Here is what I installed this afternoon :

Mar 07 15:44:12 Installed: live555-0-0.24.2009.07.28.fc12.i686
Mar 07 15:44:15 Installed: libdca-0.0.5-5.fc12.i686
Mar 07 15:44:17 Installed: fribidi-0.19.2-2.fc12.i686
Mar 07 15:44:18 Installed: enca-1.10-1.fc12.i686
Mar 07 15:44:20 Installed: libdvdnav-4.1.4-0.1.svn1184.fc12.i686
Mar 07 15:44:22 Installed: libcaca-0.99-0.9.beta16.fc12.i686
Mar 07 15:44:26 Installed: mplayer-1.0-0.111.20091029svn.fc12.i686
Mar 07 15:44:28 Installed: mencoder-1.0-0.111.20091029svn.fc12.i686
Mar 07 15:44:32 Installed: gnome-mplayer-common-0.9.8-1.fc12.i686
Mar 07 15:44:41 Installed: gnome-mplayer-0.9.8-1.fc12.i686
Mar 07 15:44:45 Installed: gecko-mediaplayer-0.9.8-2.fc12.i686

Greg how is /var/lib/NetworkManager labeled?

ls -ldZ /var/lib/NetworkManager

I did the restorecon command and it went to the next prompt. I then used the command to find out how it was labeled and this is what I discovered.  I am asumming this is the right forum.  i am very new to Linux.

[root@fedora Reykvid]# restorecon -R -v var/lib
[root@fedora Reykvid]# ls -ldZ /var/lib/NetworkManager
drwxr-xr-x. root root system_u:object_r:var_lib_t:s0   /var/lib/NetworkManager

Nope that is wrong.

Are you sure you have the correct policy installed.

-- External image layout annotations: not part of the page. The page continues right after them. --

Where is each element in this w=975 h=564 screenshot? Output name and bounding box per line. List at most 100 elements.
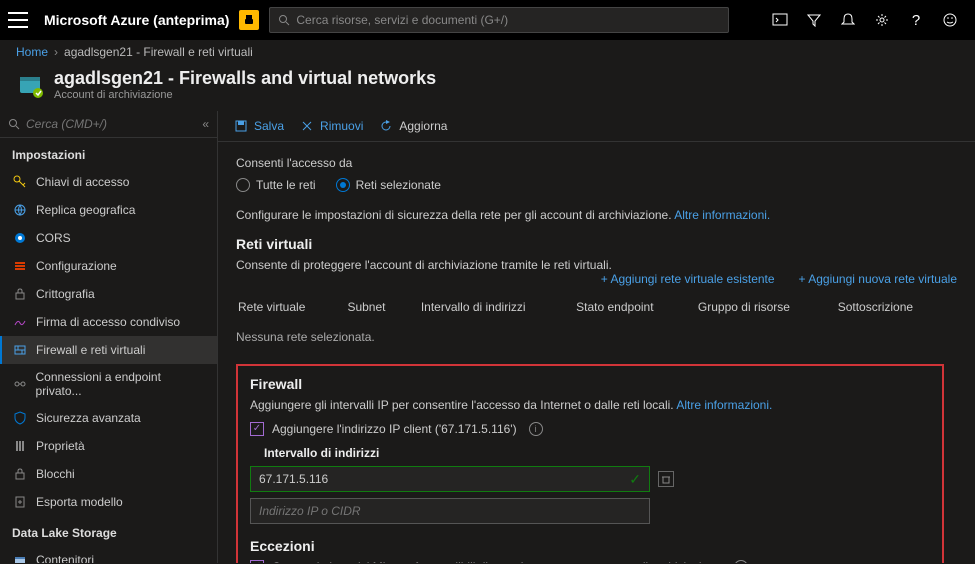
filter-icon[interactable] bbox=[805, 11, 823, 29]
sidebar-item-label: Firewall e reti virtuali bbox=[36, 343, 145, 357]
cors-icon bbox=[12, 230, 28, 246]
radio-icon bbox=[236, 178, 250, 192]
radio-selected-networks[interactable]: Reti selezionate bbox=[336, 178, 441, 192]
sidebar-item-containers[interactable]: Contenitori bbox=[0, 546, 217, 563]
checkbox-label: Consenti ai servizi Microsoft attendibil… bbox=[272, 560, 722, 563]
close-icon bbox=[300, 119, 314, 133]
page-title: agadlsgen21 - Firewalls and virtual netw… bbox=[54, 68, 436, 89]
sidebar-section-dls: Data Lake Storage bbox=[0, 516, 217, 546]
help-icon[interactable]: ? bbox=[907, 11, 925, 29]
sidebar-item-label: Configurazione bbox=[36, 259, 117, 273]
container-icon bbox=[12, 552, 28, 563]
sidebar-item-label: Esporta modello bbox=[36, 495, 123, 509]
checkbox-trusted-services[interactable] bbox=[250, 560, 264, 563]
firewall-desc: Aggiungere gli intervalli IP per consent… bbox=[250, 398, 930, 412]
col-range: Intervallo di indirizzi bbox=[421, 294, 574, 320]
sidebar-item-label: Sicurezza avanzata bbox=[36, 411, 141, 425]
ip-value-field[interactable] bbox=[259, 472, 629, 486]
breadcrumb-home[interactable]: Home bbox=[16, 45, 48, 59]
signature-icon bbox=[12, 314, 28, 330]
sidebar-item-cors[interactable]: CORS bbox=[0, 224, 217, 252]
ip-input-empty[interactable] bbox=[250, 498, 650, 524]
endpoint-icon bbox=[12, 376, 28, 392]
sidebar-item-label: CORS bbox=[36, 231, 71, 245]
preview-icon[interactable] bbox=[239, 10, 259, 30]
radio-all-networks[interactable]: Tutte le reti bbox=[236, 178, 316, 192]
sidebar-item-label: Crittografia bbox=[36, 287, 95, 301]
firewall-heading: Firewall bbox=[250, 376, 930, 392]
page-subtitle: Account di archiviazione bbox=[54, 89, 436, 101]
collapse-icon[interactable]: « bbox=[202, 117, 209, 131]
sidebar-item-firewall[interactable]: Firewall e reti virtuali bbox=[0, 336, 217, 364]
col-sub: Sottoscrizione bbox=[838, 294, 955, 320]
globe-icon bbox=[12, 202, 28, 218]
save-button[interactable]: Salva bbox=[234, 119, 284, 133]
menu-icon[interactable] bbox=[8, 10, 28, 30]
toolbar-label: Aggiorna bbox=[399, 119, 447, 133]
discard-button[interactable]: Rimuovi bbox=[300, 119, 363, 133]
radio-icon bbox=[336, 178, 350, 192]
ip-placeholder-field[interactable] bbox=[259, 504, 641, 518]
firewall-icon bbox=[12, 342, 28, 358]
sidebar-section-settings: Impostazioni bbox=[0, 138, 217, 168]
sidebar-search-input[interactable] bbox=[26, 117, 196, 131]
info-icon[interactable]: i bbox=[734, 560, 748, 563]
sidebar-item-locks[interactable]: Blocchi bbox=[0, 460, 217, 488]
sidebar-item-sas[interactable]: Firma di accesso condiviso bbox=[0, 308, 217, 336]
learn-more-link[interactable]: Altre informazioni. bbox=[674, 208, 770, 222]
sidebar-item-label: Connessioni a endpoint privato... bbox=[36, 370, 205, 398]
delete-ip-button[interactable] bbox=[658, 471, 674, 487]
export-icon bbox=[12, 494, 28, 510]
refresh-button[interactable]: Aggiorna bbox=[379, 119, 447, 133]
shield-icon bbox=[12, 410, 28, 426]
settings-icon[interactable] bbox=[873, 11, 891, 29]
sidebar-item-access-keys[interactable]: Chiavi di accesso bbox=[0, 168, 217, 196]
toolbar-label: Salva bbox=[254, 119, 284, 133]
sidebar-item-label: Firma di accesso condiviso bbox=[36, 315, 180, 329]
sidebar-item-advanced-security[interactable]: Sicurezza avanzata bbox=[0, 404, 217, 432]
access-description: Configurare le impostazioni di sicurezza… bbox=[236, 208, 957, 222]
sidebar-item-private-endpoint[interactable]: Connessioni a endpoint privato... bbox=[0, 364, 217, 404]
vnet-empty: Nessuna rete selezionata. bbox=[236, 322, 957, 358]
search-placeholder: Cerca risorse, servizi e documenti (G+/) bbox=[296, 13, 508, 27]
info-icon[interactable]: i bbox=[529, 422, 543, 436]
properties-icon bbox=[12, 438, 28, 454]
vnet-table: Rete virtuale Subnet Intervallo di indir… bbox=[236, 292, 957, 322]
key-icon bbox=[12, 174, 28, 190]
global-search-input[interactable]: Cerca risorse, servizi e documenti (G+/) bbox=[269, 7, 729, 33]
sidebar-item-label: Chiavi di accesso bbox=[36, 175, 129, 189]
valid-icon: ✓ bbox=[629, 471, 641, 488]
add-new-vnet-link[interactable]: + Aggiungi nuova rete virtuale bbox=[799, 272, 957, 286]
feedback-icon[interactable] bbox=[941, 11, 959, 29]
col-network: Rete virtuale bbox=[238, 294, 345, 320]
add-existing-vnet-link[interactable]: + Aggiungi rete virtuale esistente bbox=[601, 272, 775, 286]
sidebar-item-label: Blocchi bbox=[36, 467, 75, 481]
checkbox-add-client-ip[interactable] bbox=[250, 422, 264, 436]
vnet-sub: Consente di proteggere l'account di arch… bbox=[236, 258, 612, 272]
vnet-heading: Reti virtuali bbox=[236, 236, 957, 252]
trash-icon bbox=[661, 474, 671, 484]
sidebar-item-encryption[interactable]: Crittografia bbox=[0, 280, 217, 308]
checkbox-label: Aggiungere l'indirizzo IP client ('67.17… bbox=[272, 422, 517, 436]
col-rg: Gruppo di risorse bbox=[698, 294, 836, 320]
toolbar-label: Rimuovi bbox=[320, 119, 363, 133]
sidebar-item-export-template[interactable]: Esporta modello bbox=[0, 488, 217, 516]
lock-icon bbox=[12, 466, 28, 482]
ip-input-filled[interactable]: ✓ bbox=[250, 466, 650, 492]
learn-more-link[interactable]: Altre informazioni. bbox=[676, 398, 772, 412]
sidebar-item-configuration[interactable]: Configurazione bbox=[0, 252, 217, 280]
sidebar-item-label: Contenitori bbox=[36, 553, 94, 563]
cloud-shell-icon[interactable] bbox=[771, 11, 789, 29]
sidebar-item-label: Replica geografica bbox=[36, 203, 135, 217]
col-endpoint: Stato endpoint bbox=[576, 294, 696, 320]
config-icon bbox=[12, 258, 28, 274]
chevron-right-icon: › bbox=[54, 45, 58, 59]
radio-label: Tutte le reti bbox=[256, 178, 316, 192]
sidebar-item-properties[interactable]: Proprietà bbox=[0, 432, 217, 460]
radio-label: Reti selezionate bbox=[356, 178, 441, 192]
sidebar-item-label: Proprietà bbox=[36, 439, 85, 453]
sidebar-item-geo-replication[interactable]: Replica geografica bbox=[0, 196, 217, 224]
breadcrumb: Home › agadlsgen21 - Firewall e reti vir… bbox=[0, 40, 975, 64]
firewall-section: Firewall Aggiungere gli intervalli IP pe… bbox=[236, 364, 944, 563]
notifications-icon[interactable] bbox=[839, 11, 857, 29]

yum reinstall selinux-policy-targeted
rpm -q selinux-policy-targeted

I did the yum reinstall selinux-policy-targeted.  This is the result I got.



Installed:
  selinux-policy-targeted.noarch 0:3.6.32-103.fc12                              

Complete!
[root@fedora Reykvid]# rpm -q selinux-policy-targeted
selinux-policy-targeted-3.6.32-103.fc12.noarch


Is this correct?

matchpathcon /var/lib/NetworkManager

restorecon -R -v /var/lib/NetworkManager

I did the matchpathcon and restorecon steps. This is the results on my screen.


[root@fedora Reykvid]# matchpathcon /var/lib/NetworkManager
/var/lib/NetworkManager	system_u:object_r:NetworkManager_var_lib_t:s0
[root@fedora Reykvid]# restorecon -R -v /var/lib/NetworkManager
[root@fedora Reykvid]# 



I will await further instructions.

That is correct label.   You should not see the AVC anymore.

Thank you so much for your help.  I really appreciate you walking me through this process.